For me, language models ("LLMs") have been incredibly valuable and have provided a fresh start in improving processes within the insurance industry. After more than 20 years of technical and strategic work in insurance, I have spent the past two years focusing entirely on AI-augmenting processes and enhancing areas where the industry has previously stood still.



Some of the areas of change I've worked on include operational risk management, analyzing how complex insurance regulations impact the organization and governance documents, and clarifying gaps between direct and reinsurance contracts. What these areas have in common is the need for structured handling and synthesis of large amounts of information, and drawing conclusions through well-founded reasoning. Since exact answers are seldom available, analysis and reasoning are absolutely crucial.


I've seen how language models can relatively quickly streamline and scale these processes, but also that domain knowledge in insurance is absolutely essential for creating real quality. When I work with LLMs, I start by imagining the almost ideal process—as if I had access to a large number of dedicated specialists performing the analysis manually. Then I integrate the language models where they are most effective and where manual analysis is not economically justifiable or possible to perform in a reasonable time. In this way, a process is created that integrates with the current organization and becomes scalable.


Augmenting processes with LLMs requires a structured approach, precise language adapted to the model, and a clear understanding of the goal. Just as when leading people in an organization, vague instructions often lead to failures. LLMs can draw incorrect conclusions, but so do people when instructions are unclear. Therefore, prompt engineering is required—a process where you clearly specify the task for the language model, provide sufficient basis to analyze the issue, and then iteratively adjust to improve response quality.


When designing an extensive multi-step process using LLMs to analyze a regulatory framework's impact on an organization, you realize both the complexity of the task and the satisfaction of understanding and specifying the entire process—from the initial analysis of each article in the regulatory framework to well-motivated proposals for changes for the board's approval.

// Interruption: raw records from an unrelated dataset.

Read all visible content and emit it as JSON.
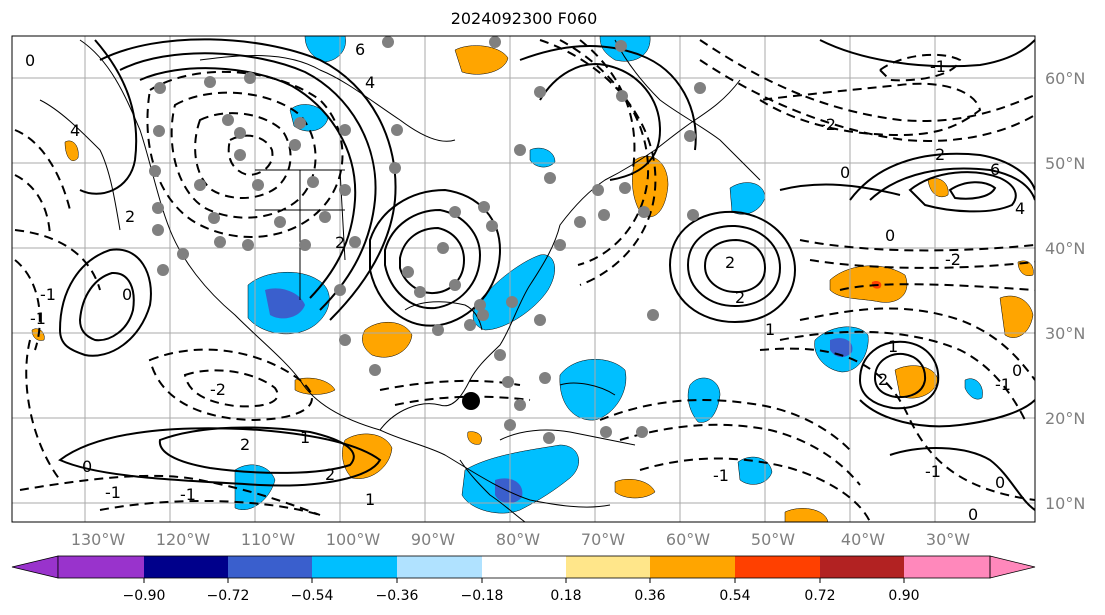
{
  "title": "2024092300 F060",
  "map": {
    "lat_labels": [
      "60°N",
      "50°N",
      "40°N",
      "30°N",
      "20°N",
      "10°N"
    ],
    "lon_labels": [
      "130°W",
      "120°W",
      "110°W",
      "100°W",
      "90°W",
      "80°W",
      "70°W",
      "60°W",
      "50°W",
      "40°W",
      "30°W"
    ],
    "contour_labels": [
      "6",
      "4",
      "0",
      "4",
      "2",
      "0",
      "2",
      "2",
      "4",
      "6",
      "-2",
      "-1",
      "0",
      "2",
      "2",
      "-1",
      "-1",
      "1",
      "2",
      "-2",
      "2",
      "1",
      "-1",
      "1",
      "2",
      "-1",
      "0",
      "1",
      "-2",
      "0",
      "-1",
      "0",
      "0",
      "-1",
      "0",
      "-1"
    ],
    "marker": "storm-center-dot"
  },
  "colorbar": {
    "ticks": [
      "−0.90",
      "−0.72",
      "−0.54",
      "−0.36",
      "−0.18",
      "0.18",
      "0.36",
      "0.54",
      "0.72",
      "0.90"
    ],
    "colors": [
      "#9933cc",
      "#00008b",
      "#3a5fcd",
      "#00bfff",
      "#b0e2ff",
      "#ffffff",
      "#ffe68a",
      "#ffa500",
      "#ff4000",
      "#b22222",
      "#ff88bb"
    ],
    "extend": "both"
  }
}
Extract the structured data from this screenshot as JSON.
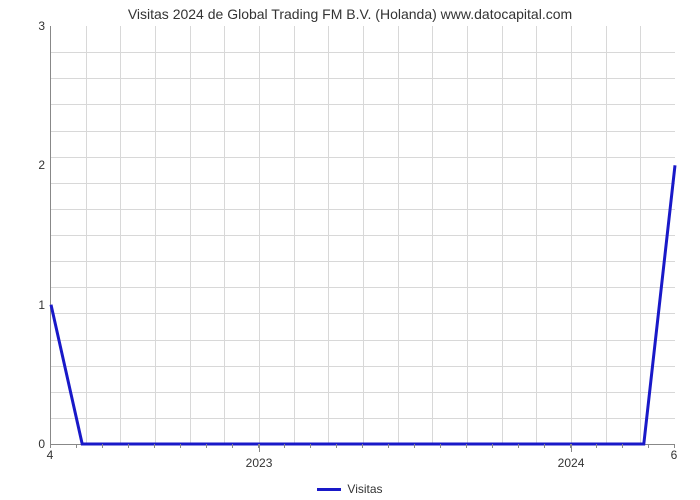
{
  "chart": {
    "type": "line",
    "title": "Visitas 2024 de Global Trading FM B.V. (Holanda) www.datocapital.com",
    "title_fontsize": 14,
    "background_color": "#ffffff",
    "grid_color": "#d8d8d8",
    "axis_color": "#888888",
    "series": [
      {
        "name": "Visitas",
        "color": "#1919c8",
        "line_width": 3,
        "x": [
          4.0,
          4.1,
          5.9,
          6.0
        ],
        "y": [
          1.0,
          0.0,
          0.0,
          2.0
        ]
      }
    ],
    "xlim": [
      4,
      6
    ],
    "ylim": [
      0,
      3
    ],
    "y_ticks": [
      0,
      1,
      2,
      3
    ],
    "x_tick_labels_minor": [
      {
        "pos": 4.0,
        "label": "4"
      },
      {
        "pos": 6.0,
        "label": "6"
      }
    ],
    "x_tick_labels_major": [
      {
        "pos": 4.67,
        "label": "2023"
      },
      {
        "pos": 5.67,
        "label": "2024"
      }
    ],
    "x_minor_tick_step": 0.0833,
    "grid_v_count": 17,
    "grid_h_count": 15,
    "legend_label": "Visitas"
  }
}
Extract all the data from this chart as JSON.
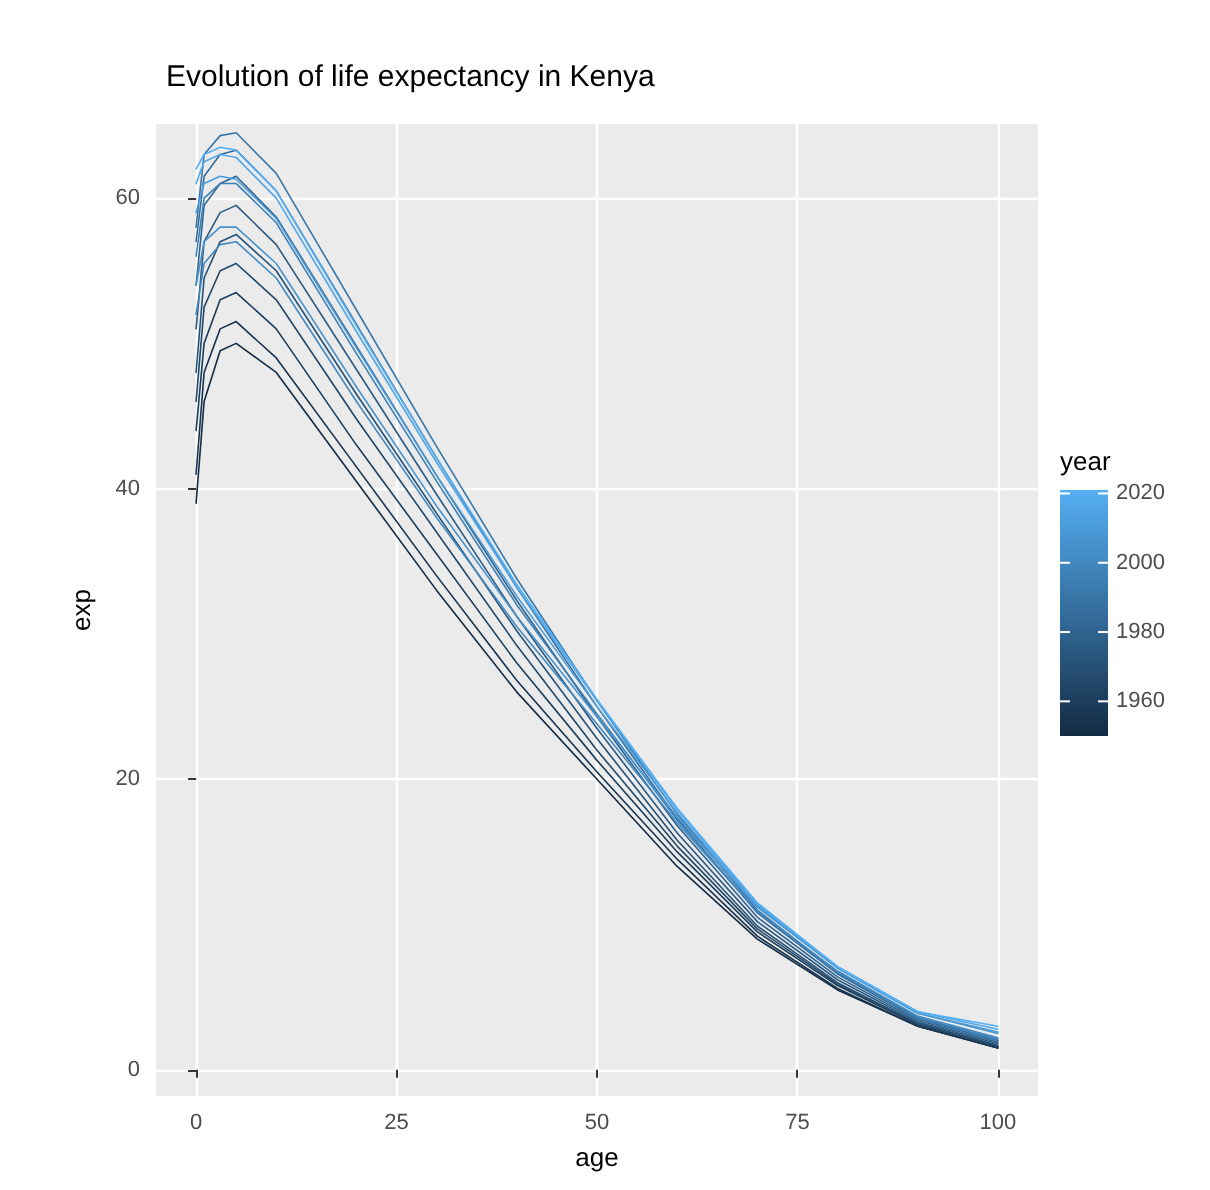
{
  "chart_data": {
    "type": "line",
    "title": "Evolution of life expectancy in Kenya",
    "xlabel": "age",
    "ylabel": "exp",
    "clabel": "year",
    "clim": [
      1950,
      2021
    ],
    "cticks": [
      1960,
      1980,
      2000,
      2020
    ],
    "xlim": [
      -5,
      105
    ],
    "xticks": [
      0,
      25,
      50,
      75,
      100
    ],
    "ylim": [
      -1.8,
      65.1
    ],
    "yticks": [
      0,
      20,
      40,
      60
    ],
    "grid": true,
    "marker": "none",
    "line_style": "solid",
    "x": [
      0,
      1,
      3,
      5,
      10,
      20,
      30,
      40,
      50,
      60,
      70,
      80,
      90,
      100
    ],
    "series": [
      {
        "color": "#132b43",
        "values": [
          39,
          46,
          49.5,
          50,
          48,
          40.5,
          33,
          26,
          20,
          14,
          9,
          5.5,
          3,
          1.5
        ]
      },
      {
        "color": "#183450",
        "values": [
          41,
          48,
          51,
          51.5,
          49,
          41.5,
          34,
          26.8,
          20.5,
          14.5,
          9.2,
          5.6,
          3,
          1.5
        ]
      },
      {
        "color": "#1c3e5c",
        "values": [
          44,
          50,
          53,
          53.5,
          51,
          43,
          35.5,
          28,
          21.3,
          15,
          9.5,
          5.8,
          3.1,
          1.6
        ]
      },
      {
        "color": "#214769",
        "values": [
          46,
          52.5,
          55,
          55.5,
          53,
          44.8,
          37,
          29.2,
          22,
          15.4,
          9.7,
          5.9,
          3.2,
          1.6
        ]
      },
      {
        "color": "#265176",
        "values": [
          48,
          54.5,
          57,
          57.5,
          55,
          46.5,
          38.3,
          30.2,
          22.8,
          15.8,
          9.9,
          6,
          3.2,
          1.7
        ]
      },
      {
        "color": "#2b5a82",
        "values": [
          51,
          57,
          59,
          59.5,
          56.8,
          48.2,
          39.6,
          31.2,
          23.5,
          16.3,
          10.2,
          6.2,
          3.3,
          1.8
        ]
      },
      {
        "color": "#2f648f",
        "values": [
          54,
          59.5,
          61,
          61.5,
          58.7,
          49.8,
          40.9,
          32.3,
          24.3,
          16.8,
          10.5,
          6.4,
          3.4,
          1.9
        ]
      },
      {
        "color": "#346d9c",
        "values": [
          57,
          61.5,
          63,
          63.3,
          60.5,
          51.3,
          42.1,
          33.2,
          25,
          17.3,
          10.8,
          6.6,
          3.5,
          2
        ]
      },
      {
        "color": "#3976a8",
        "values": [
          58,
          63,
          64.3,
          64.5,
          61.7,
          52.3,
          42.9,
          33.8,
          25.4,
          17.6,
          11,
          6.7,
          3.6,
          2
        ]
      },
      {
        "color": "#3d80b5",
        "values": [
          56,
          60,
          61,
          61,
          58.3,
          49.3,
          40.5,
          32,
          24.5,
          17.2,
          10.9,
          6.7,
          3.6,
          2.1
        ]
      },
      {
        "color": "#4289c2",
        "values": [
          52,
          55.5,
          56.8,
          57,
          54.5,
          46,
          38,
          30.5,
          23.8,
          17,
          10.9,
          6.8,
          3.7,
          2.2
        ]
      },
      {
        "color": "#4793ce",
        "values": [
          54,
          57,
          58,
          58,
          55.5,
          47,
          38.8,
          31.2,
          24.3,
          17.4,
          11.2,
          7,
          3.9,
          2.5
        ]
      },
      {
        "color": "#4c9cdb",
        "values": [
          59,
          61,
          61.5,
          61.3,
          58.6,
          49.7,
          40.9,
          32.6,
          25,
          17.7,
          11.3,
          7,
          3.9,
          2.6
        ]
      },
      {
        "color": "#50a6e8",
        "values": [
          61,
          62.5,
          63,
          62.8,
          60,
          50.8,
          41.8,
          33.2,
          25.4,
          17.9,
          11.4,
          7.1,
          4,
          2.8
        ]
      },
      {
        "color": "#55aff4",
        "values": [
          62,
          63,
          63.5,
          63.3,
          60.5,
          51.2,
          42.1,
          33.4,
          25.5,
          18,
          11.5,
          7.1,
          4,
          3
        ]
      }
    ]
  }
}
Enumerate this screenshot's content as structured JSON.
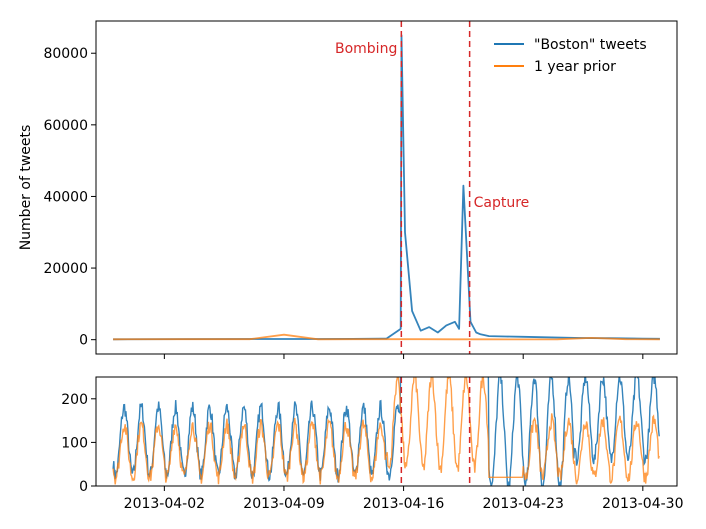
{
  "chart_data": [
    {
      "type": "line",
      "panel": "main",
      "ylabel": "Number of tweets",
      "ylim": [
        -4000,
        89000
      ],
      "yticks": [
        0,
        20000,
        40000,
        60000,
        80000
      ],
      "xlim": [
        "2013-03-29",
        "2013-05-02"
      ],
      "xticks_labels_hidden": true,
      "grid": false,
      "legend": {
        "placement": "top-right"
      },
      "series": [
        {
          "name": "\"Boston\" tweets",
          "color": "#1f77b4",
          "x": [
            "2013-03-30",
            "2013-04-03",
            "2013-04-07",
            "2013-04-11",
            "2013-04-13",
            "2013-04-15",
            "2013-04-15T20:00",
            "2013-04-15T21:00",
            "2013-04-16T02:00",
            "2013-04-16T12:00",
            "2013-04-17",
            "2013-04-17T12:00",
            "2013-04-18",
            "2013-04-18T12:00",
            "2013-04-19",
            "2013-04-19T06:00",
            "2013-04-19T12:00",
            "2013-04-19T22:00",
            "2013-04-20T06:00",
            "2013-04-20T12:00",
            "2013-04-21",
            "2013-04-22",
            "2013-04-23",
            "2013-04-24",
            "2013-04-25",
            "2013-04-26",
            "2013-04-27",
            "2013-04-28",
            "2013-04-29",
            "2013-04-30",
            "2013-05-01"
          ],
          "y": [
            100,
            150,
            180,
            200,
            220,
            300,
            3000,
            85000,
            30000,
            8000,
            2500,
            3500,
            2000,
            4000,
            5000,
            3000,
            43000,
            5000,
            2000,
            1500,
            1000,
            900,
            800,
            700,
            600,
            500,
            450,
            400,
            350,
            300,
            250
          ]
        },
        {
          "name": "1 year prior",
          "color": "#ff7f0e",
          "x": [
            "2013-03-30",
            "2013-04-03",
            "2013-04-07",
            "2013-04-09",
            "2013-04-11",
            "2013-04-13",
            "2013-04-15",
            "2013-04-17",
            "2013-04-19",
            "2013-04-21",
            "2013-04-23",
            "2013-04-25",
            "2013-04-27",
            "2013-04-29",
            "2013-05-01"
          ],
          "y": [
            100,
            120,
            130,
            1400,
            110,
            120,
            130,
            120,
            110,
            100,
            90,
            110,
            500,
            120,
            100
          ]
        }
      ],
      "annotations": [
        {
          "text": "Bombing",
          "x": "2013-04-15T20:50",
          "color": "#d62728"
        },
        {
          "text": "Capture",
          "x": "2013-04-19T20:45",
          "color": "#d62728"
        }
      ]
    },
    {
      "type": "line",
      "panel": "zoom",
      "ylim": [
        0,
        250
      ],
      "yticks": [
        0,
        100,
        200
      ],
      "xlim": [
        "2013-03-29",
        "2013-05-02"
      ],
      "xticks": [
        "2013-04-02",
        "2013-04-09",
        "2013-04-16",
        "2013-04-23",
        "2013-04-30"
      ],
      "grid": false,
      "series": [
        {
          "name": "\"Boston\" tweets",
          "color": "#1f77b4",
          "daily_cycle": [
            {
              "start": "2013-03-30",
              "end": "2013-04-15T20:00",
              "low": 25,
              "high": 180
            },
            {
              "start": "2013-04-15T20:00",
              "end": "2013-04-21",
              "low": 250,
              "high": 250
            },
            {
              "start": "2013-04-21",
              "end": "2013-04-26",
              "low": 0,
              "high": 250
            },
            {
              "start": "2013-04-26",
              "end": "2013-05-01",
              "low": 60,
              "high": 250
            }
          ]
        },
        {
          "name": "1 year prior",
          "color": "#ff7f0e",
          "daily_cycle": [
            {
              "start": "2013-03-30",
              "end": "2013-04-15",
              "low": 20,
              "high": 140
            },
            {
              "start": "2013-04-15",
              "end": "2013-04-21",
              "low": 40,
              "high": 250
            },
            {
              "start": "2013-04-21",
              "end": "2013-04-23",
              "low": 0,
              "high": 0
            },
            {
              "start": "2013-04-23",
              "end": "2013-05-01",
              "low": 20,
              "high": 150
            }
          ]
        }
      ],
      "annotations": [
        {
          "x": "2013-04-15T20:50",
          "color": "#d62728"
        },
        {
          "x": "2013-04-19T20:45",
          "color": "#d62728"
        }
      ]
    }
  ]
}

Do LLMs replace people? Partially, but primarily it's now about augmenting domain experts so they can drive their ideas more effectively. You still need to be able to think, have ideas, and know what needs to be done. Some tasks that many may have enjoyed will disappear, but more people can now advance their ideas in ways they couldn't before. Many of us have always had ideas and could solve problems, and with LLMs in the toolbox, we can now design processes as if we had almost infinite resources—as long as we have domain experts who ensure quality and validate the results.